Skip to content
Lists

SXSW 2015: The Six Best Things We Saw on Day Two

SXSW

Though yesterday marked the official start of South by Southwest’s music conference, Wednesday brought the festivities into full bloom, as longtime favorites (Ghostface Killah, TV on the Radio) and new obsessions stormed the stages in Austin. Below, SPIN stamps our SXSW seal on the six best acts of the day.

Holiday Mountain
Much like Sigourney Weaver’s favorite extraterrestrial, electronic dance-pop trio Holiday Mountain has seemingly burst forth out of nowhere. But after witnessing their atomic live set, you’ll literally be rendered breathless — in this case from dancing, as opposed to literally losing your lungs. The ultra-magnetic Laura Patiño — who arrived at a secret SXSW penthouse show clad in a futuristic, flouncy silver skirt — welcomed her audience with buoyant, bubbly bouncing, high and clear vocals, and endlessly endearing hair whips. In short, she was the visual product of cross-pollinating glory-day Gwen Stefani with St. Vincent — and, given her gangly figure, Olive Oyl. With all the unique characters in Austin, it’s nice to see at least one who doesn’t have to try. — RACHEL BRODSKY

Stromae
SPIN was lucky enough to catch two very different sets by the Belgian-born rapper-turned-superstar, one at the Fader Fort in the early afternoon and a late night headlining slot at NPR’s showcase. While the first set found the vaudevillian Stromae struggling to capture the crowd’s attention — to no fault of his own — the entertainer found his stride in the dark, contorting his lanky body in unimaginable ways while rapping entirely in French the entire time.

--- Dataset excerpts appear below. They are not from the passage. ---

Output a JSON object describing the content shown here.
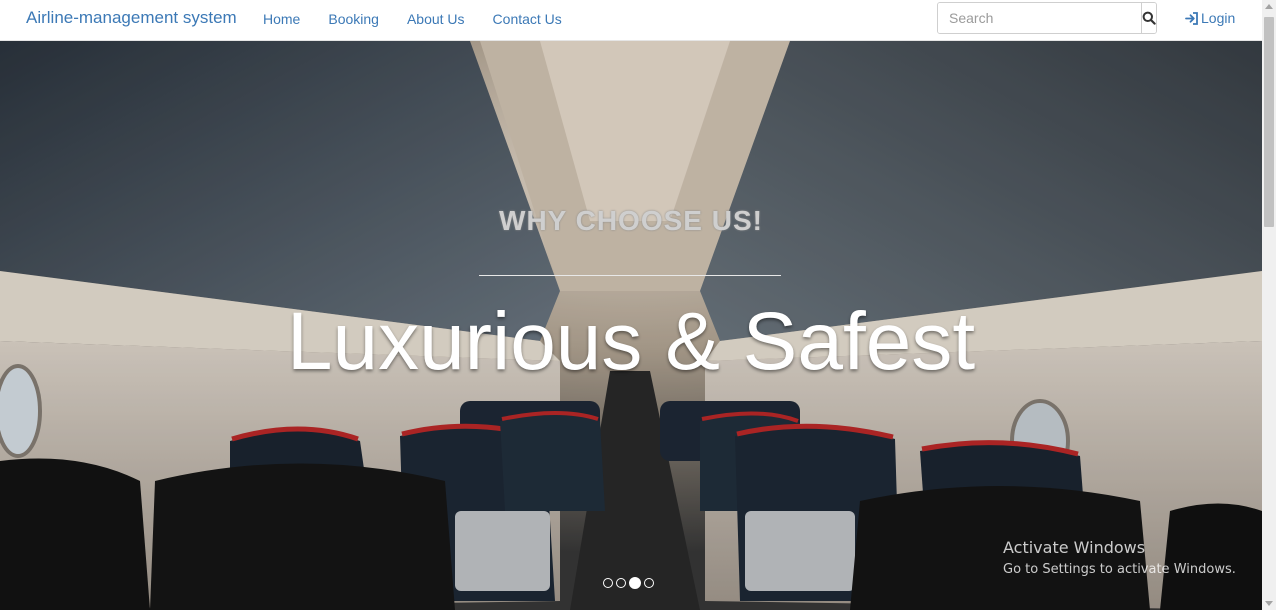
{
  "navbar": {
    "brand": "Airline-management system",
    "links": [
      "Home",
      "Booking",
      "About Us",
      "Contact Us"
    ],
    "search_placeholder": "Search",
    "search_icon": "magnifier-icon",
    "login_label": "Login",
    "login_icon": "login-arrow-icon"
  },
  "hero": {
    "kicker": "WHY CHOOSE US!",
    "headline": "Luxurious & Safest",
    "slide_count": 4,
    "active_slide": 3
  },
  "watermark": {
    "title": "Activate Windows",
    "subtitle": "Go to Settings to activate Windows."
  },
  "colors": {
    "link": "#3c79b6",
    "headline": "#ffffff"
  }
}
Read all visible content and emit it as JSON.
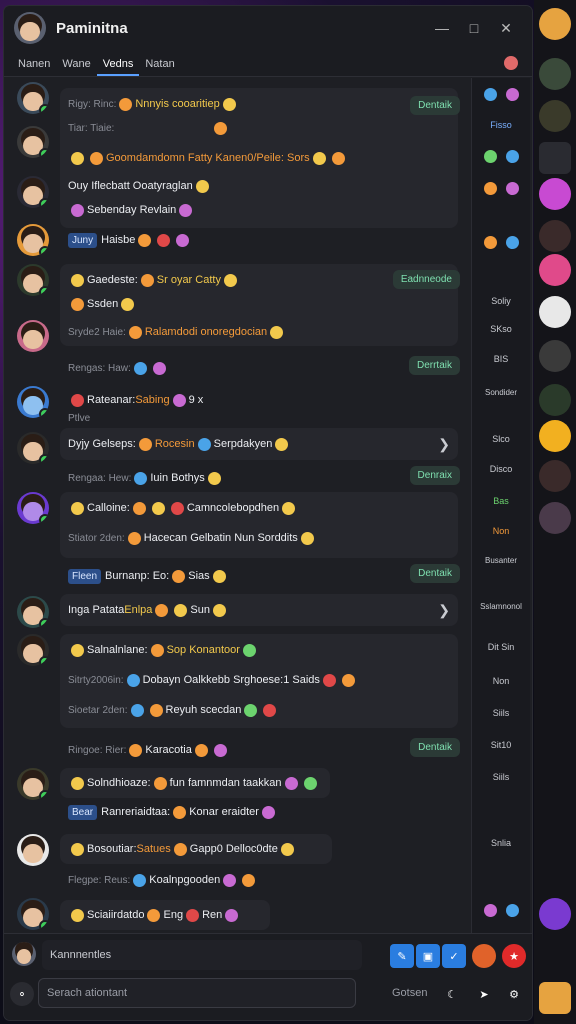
{
  "window": {
    "title": "Paminitna"
  },
  "tabs": [
    "Nanen",
    "Wane",
    "Vedns",
    "Natan"
  ],
  "messages": [
    {
      "lines": [
        "Rigy: Rinc:",
        "Nnnyis cooaritiep",
        "Tiar: Tiaie:",
        "Goomdamdomn Fatty Kanen0/Peile: Sors",
        "Ouy Iflecbatt Ooatyraglan",
        "Sebenday Revlain"
      ],
      "pill": "Dentaik"
    },
    {
      "lines": [
        "Juny",
        "Haisbe"
      ]
    },
    {
      "lines": [
        "Gaedeste:",
        "Sr oyar Catty",
        "Ssden",
        "Sryde2 Haie:",
        "Ralamdodi onoregdocian"
      ],
      "pill": "Eadnneode"
    },
    {
      "lines": [
        "Rengas: Haw:"
      ],
      "pill": "Derrtaik"
    },
    {
      "lines": [
        "Rateanar:",
        "Sabing",
        "9 x",
        "Ptlve"
      ]
    },
    {
      "lines": [
        "Dyjy Gelseps:",
        "Rocesin",
        "Serpdakyen"
      ]
    },
    {
      "lines": [
        "Rengaa: Hew:",
        "Iuin Bothys"
      ],
      "pill": "Denraix"
    },
    {
      "lines": [
        "Calloine:",
        "Camncolebopdhen",
        "Stiator 2den:",
        "Hacecan Gelbatin Nun Sorddits"
      ]
    },
    {
      "lines": [
        "Fleen",
        "Burnanp: Eo:",
        "Sias"
      ],
      "pill": "Dentaik"
    },
    {
      "lines": [
        "Inga Patata",
        "Enlpa",
        "Sun"
      ]
    },
    {
      "lines": [
        "Salnalnlane:",
        "Sop Konantoor",
        "Sitrty2006in:",
        "Dobayn Oalkkebb Srghoese:1 Saids",
        "Sioetar 2den:",
        "Reyuh scecdan"
      ]
    },
    {
      "lines": [
        "Ringoe: Rier:",
        "Karacotia"
      ],
      "pill": "Dentaik"
    },
    {
      "lines": [
        "Solndhioaze:",
        "fun famnmdan taakkan"
      ]
    },
    {
      "lines": [
        "Bear",
        "Ranreriaidtaa:",
        "Konar eraidter"
      ]
    },
    {
      "lines": [
        "Bosoutiar:",
        "Satues",
        "Gapp0 Delloc0dte"
      ]
    },
    {
      "lines": [
        "Flegpe: Reus:",
        "Koalnpgooden"
      ]
    },
    {
      "lines": [
        "Sciaiirdatdo",
        "Eng",
        "Ren"
      ]
    }
  ],
  "sidebar": [
    "Fisso",
    "Soliy",
    "SKso",
    "BIS",
    "Sondider",
    "Slco",
    "Disco",
    "Bas",
    "Non",
    "Busanter",
    "Sslamnonol",
    "Dit Sin",
    "Non",
    "Siils",
    "Sit10",
    "Siils",
    "Snlia"
  ],
  "composer": {
    "top_label": "Kannnentles",
    "placeholder": "Serach ationtant",
    "send_label": "Gotsen"
  },
  "colors": {
    "accent": "#5aa0ff",
    "online": "#3ecf5a",
    "pill": "#7fe0b0"
  }
}
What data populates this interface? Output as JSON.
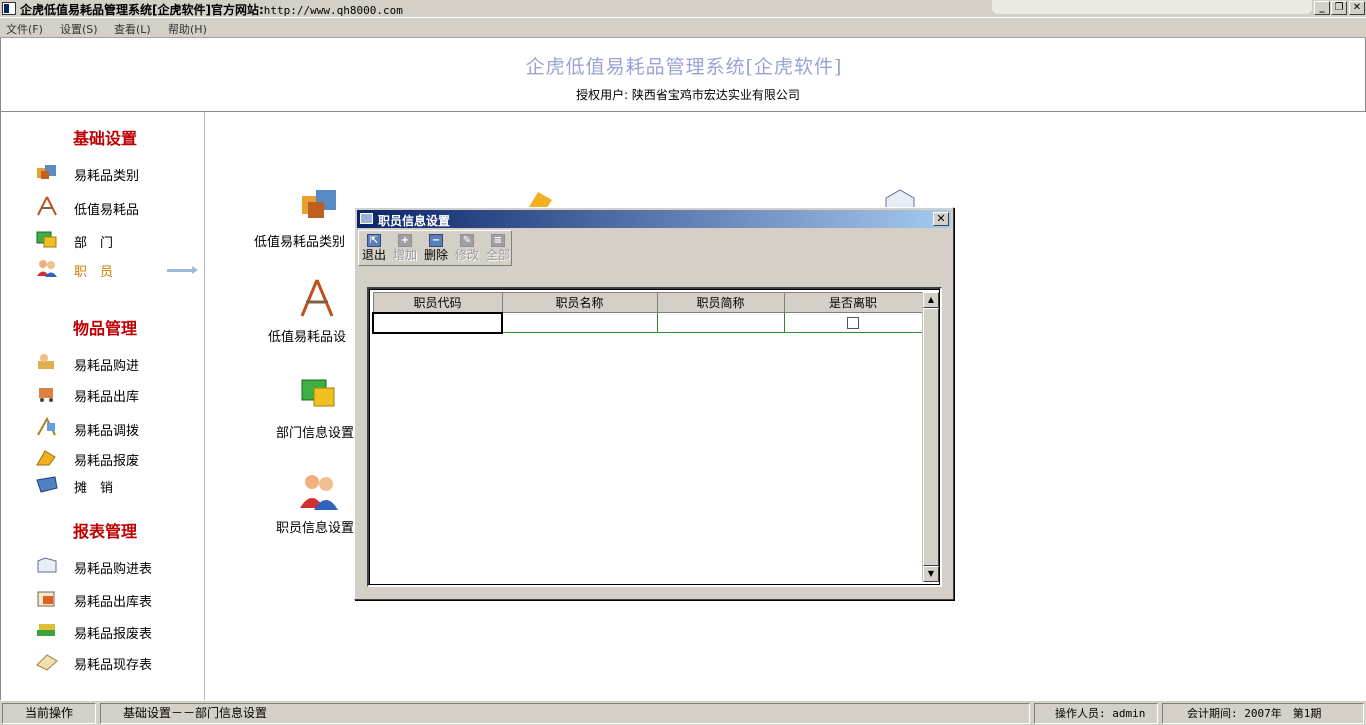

On his biggest hit, “Alors On Danse,” Stromae threw it back to the nineties by tossing in a mini-cover of the 1992 Nightcrawlers single “Push the Feeling On.” Given the stage and the setting, the guy’s a star. — BRENNAN CARLEY

Chance the Rapper
Though he started half an hour late — and capped his set after only 30 far-too-short minutes — Chance and the Social Experiment whipped the crowd into a frenzy with his biting rhymes and incredible, bug-eyed stage presence. One minute he was grinning maniacally, the next shimmying across the stage like Michael Jackson on Flubber. No other act elicited the same reaction Chance did, and for good reason: Acid Rap cemented his legacy, but Surf, whenever it’s coming, surely won’t signal his crest. — B.C.

Seinabo Sey
Taking her experimental R&B to Palladia’s showcase at Cedar Door, Seinabo Sey greeted the audience draped in all black; sartorially, her wardrobe appears like a hybrid of Adele’s chic dark frocks and Stevie Nicks’ witchy gypsy capes. Grinning and gesturing gently to the audience, the Swedish soul singer incorporated bits of slow-pop electronica into her set (though, to be fair, Sey’s material truly falls under the “genreless” label), opening with “Pistols at Dawn” and wrapping up with her sample-strewn single “Younger.” Elegance, thy name is Seinabo Sey. — R.B.

Girl Band
A live performance of Ireland’s finest noise-punk quartet Girl Band is a race to see which of the group’s members can play their instrument to death first. Yesterday, it seemed like drummer Adam Faulkner was the clear front-runner to rip his skins with his merciless pummeling, but singer Dara Kiely certainly made Faulkner earn it, stretching his vocal chords to the point of complete rupture with his guttural shrieking. By the climax of their apocalypse-disco cover of Blawan’s “Why Their Hide Their Bodies Under My Garage,” it sounded like they might swallow the entire state of Texas into their vortex of self-immolation. “Best band you’ll see this week,” insisted the 50-year-old Irish dude next to me, the only guy going crazier for the set than I was. He was not wrong. — ANDREW UNTERBERGER

Action Bronson
Less than a week before the release of his Mr. Wonderful major-label debut LP, Action Bronson took the stage Scoot Inn like a man ready to receive some long-overdue reverence and adulation. He’ll get it: The Wonderful songs sounded even better live than they have as slow-trickled leaks, and Bronsolino himself has evolved into near-deity status onstage: preening, posing, commanding, singing along to Tracy Chapman’s “Give Me One Reason.” So heavy was the two-way emotion between performer and audience that the esteemed Queens representative came back out for an encore after the venue had already cut his mic — and even after his mostly inaudible coda, the crowd was still chanting for more. — A.U.